Wednesday, September 7, 2011

Carlyle Group's S-1 BS

The Carlyle Group's balance sheet as of June 30, 2011 shows:

Due to Carlyle Partners - $ 1.37 billion  

I assume this includes Carlyle's co-founders, the DBD's, CalPERS and Mubadala.  This is prior to any IPO proceeds, expected at $1 billion or more.  

Deferred Tax Assets - $15.4 million
Deferred Tax Liabilities - $63.6 million
All deferred tax liabilities came from newly acquired entities.  Carlyle only had deferred tax assets prior to these combinations:

No provision has been made for U.S. federal income taxes in the accompanying combined and consolidated financial statements since the Company is a group of pass-through entities for U.S. income tax purposes and its profits and losses are allocated to the partners who are individually responsible for reporting such amounts.
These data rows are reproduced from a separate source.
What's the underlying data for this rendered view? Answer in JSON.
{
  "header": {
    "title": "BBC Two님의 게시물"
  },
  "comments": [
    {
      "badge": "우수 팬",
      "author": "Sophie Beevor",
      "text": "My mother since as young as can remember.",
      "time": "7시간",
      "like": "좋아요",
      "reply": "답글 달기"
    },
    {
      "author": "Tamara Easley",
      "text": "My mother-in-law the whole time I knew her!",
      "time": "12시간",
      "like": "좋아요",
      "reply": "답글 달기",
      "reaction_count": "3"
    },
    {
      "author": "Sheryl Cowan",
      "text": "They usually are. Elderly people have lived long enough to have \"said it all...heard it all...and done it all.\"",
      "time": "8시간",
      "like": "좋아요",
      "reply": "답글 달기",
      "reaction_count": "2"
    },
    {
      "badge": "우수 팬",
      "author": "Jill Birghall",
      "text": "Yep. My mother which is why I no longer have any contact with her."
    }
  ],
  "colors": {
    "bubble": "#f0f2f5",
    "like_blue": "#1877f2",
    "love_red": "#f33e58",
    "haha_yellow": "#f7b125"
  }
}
Based on applicable foreign, state and local tax laws, the Company records a provision for income taxes for certain entities. Tax positions taken by the Company are subject to periodic audit by U.S. federal, state, local and foreign taxing authorities. 
I understand how performance fees are considered carried interest and passed through to partners and investors.  I don't get how annual management fees fall into this same category.

Carlyle has $10.98 billion in Level III investments, of which $10.44 billion are in loans.  This provides Carlyle a back door for corporate acquisition.

Partners' Capital is $62.3 billion.  It's not clear how much is the DBD's or exactly where it's parked.